A ocorrência começou quando a menina deu entrada na UPA Alterosas apresentando lesões corporais e fortes dores nos braços e nas costas. À equipe médica, a mãe relatou que o padrasto teria segurado a criança com força, pressionando-a contra a parede enquanto gritava com ela, e em seguida a agredido com as mãos.
A pediatra responsável pelo atendimento informou que a criança estava hemodinamicamente estável, mas apresentava sensibilidade intensa ao toque e dor na região do dorso e dos braços. Exames de raio-X foram realizados, e o laudo não apontou fraturas.
Durante o atendimento, a mulher revelou que aquele não teria sido um episódio isolado. Segundo ela, as agressões e ameaças por parte do companheiro acontecem há aproximadamente quatro anos, mas o medo e a dependência financeira dificultavam a denúncia. Desempregada, ela afirmou depender economicamente do agressor e temer que ele pudesse matá-la caso ela tentasse se afastar ou solicitar uma medida protetiva.
Diante da gravidade do relato, uma assistente social da UPA acionou a Guarda Municipal de Betim e o Conselho Tutelar.

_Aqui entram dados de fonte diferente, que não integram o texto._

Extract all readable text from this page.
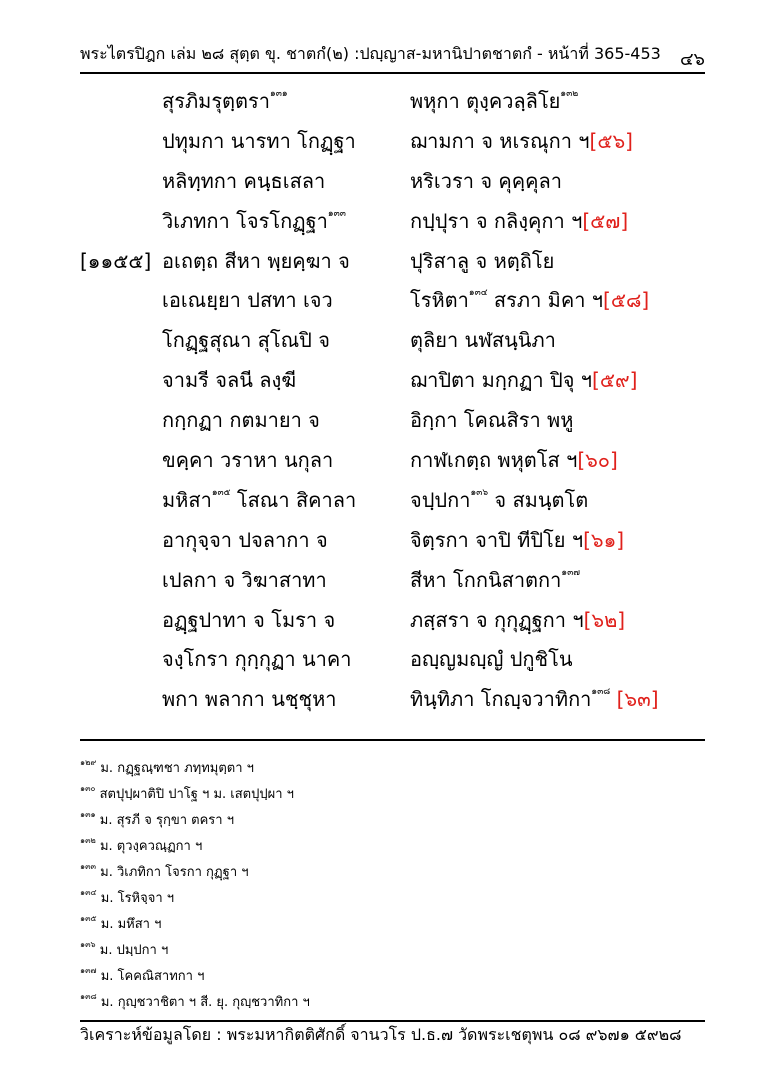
พระไตรปิฎก เล่ม ๒๘ สุตฺต ขุ. ชาตกํ(๒) :ปญฺญาส-มหานิปาตชาตกํ - หน้าที่ 365-453 ๔๖
สุรภิมรุตฺตรา$^{๑๓๑}$	พหุกา ตุงฺควลฺลิโย$^{๑๓๒}$
ปทุมกา นารทา โกฏฺฐา	ฌามกา จ หเรณุกา ฯ[๕๖]
หลิทฺทกา คนฺธเสลา	หริเวรา จ คุคฺคุลา
วิเภทกา โจรโกฏฺฐา$^{๑๓๓}$	กปฺปุรา จ กลิงฺคุกา ฯ[๕๗]
[๑๑๕๕] อเถตฺถ สีหา พฺยคฺฆา จ	ปุริสาลู จ หตฺถิโย
เอเณยฺยา ปสทา เจว	โรหิตา$^{๑๓๔}$ สรภา มิคา ฯ[๕๘]
โกฏฺฐสุณา สุโณปิ จ	ตุลิยา นฬสนฺนิภา
จามรี จลนี ลงฺฆี	ฌาปิตา มกฺกฏา ปิจุ ฯ[๕๙]
กกฺกฏา กตมายา จ	อิกฺกา โคณสิรา พหู
ขคฺคา วราหา นกุลา	กาฬเกตฺถ พหุตโส ฯ[๖๐]
มหิสา$^{๑๓๕}$ โสณา สิคาลา	จปฺปกา$^{๑๓๖}$ จ สมนฺตโต
อากุจฺจา ปจลากา จ	จิตฺรกา จาปิ ทีปิโย ฯ[๖๑]
เปลกา จ วิฆาสาทา	สีหา โกกนิสาตกา$^{๑๓๗}$
อฏฺฐปาทา จ โมรา จ	ภสฺสรา จ กุกุฏฺฐกา ฯ[๖๒]
จงฺโกรา กุกฺกุฏา นาคา	อญฺญมญฺญํ ปกูชิโน
พกา พลากา นชฺชุหา	ทินฺทิภา โกญฺจวาทิกา$^{๑๓๘}$ [๖๓]
$^{๑๒๙}$ ม. กฏฺฐณฺฑชา ภทฺทมุตฺตา ฯ
$^{๑๓๐}$ สตปุปฺผาติปิ ปาโฐ ฯ ม. เสตปุปฺผา ฯ
$^{๑๓๑}$ ม. สุรภี จ รุกฺขา ตครา ฯ
$^{๑๓๒}$ ม. ตุวงฺควณฺฏกา ฯ
$^{๑๓๓}$ ม. วิเภทิกา โจรกา กุฏฺฐา ฯ
$^{๑๓๔}$ ม. โรหิจฺจา ฯ
$^{๑๓๕}$ ม. มหึสา ฯ
$^{๑๓๖}$ ม. ปมฺปกา ฯ
$^{๑๓๗}$ ม. โคคณิสาทกา ฯ
$^{๑๓๘}$ ม. กุญฺชวาชิตา ฯ สี. ยุ. กุญฺชวาทิกา ฯ
วิเคราะห์ข้อมูลโดย : พระมหากิตติศักดิ์ จานวโร ป.ธ.๗ วัดพระเชตุพน ๐๘ ๙๖๗๑ ๕๙๒๘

Após a alta médica da criança, os agentes acompanharam mãe e filha até a residência da família para buscar outro filho menor de idade, que estava sozinho no imóvel.
No local, os guardas encontraram o suspeito, que foi detido e encaminhado para o registro da ocorrência. Em depoimento, ele negou ter agredido a companheira e a enteada, embora tenha admitido que havia conflitos constantes dentro de casa. Questionado sobre o forte cheiro de álcool, afirmou ter consumido bebida alcoólica apenas após os fatos relatados pelas vítimas.
O caso foi encaminhado à Polícia Civil, que irá apurar as denúncias de violência doméstica e avaliar as medidas de proteção que poderão ser adotadas em favor da mulher e das crianças envolvidas.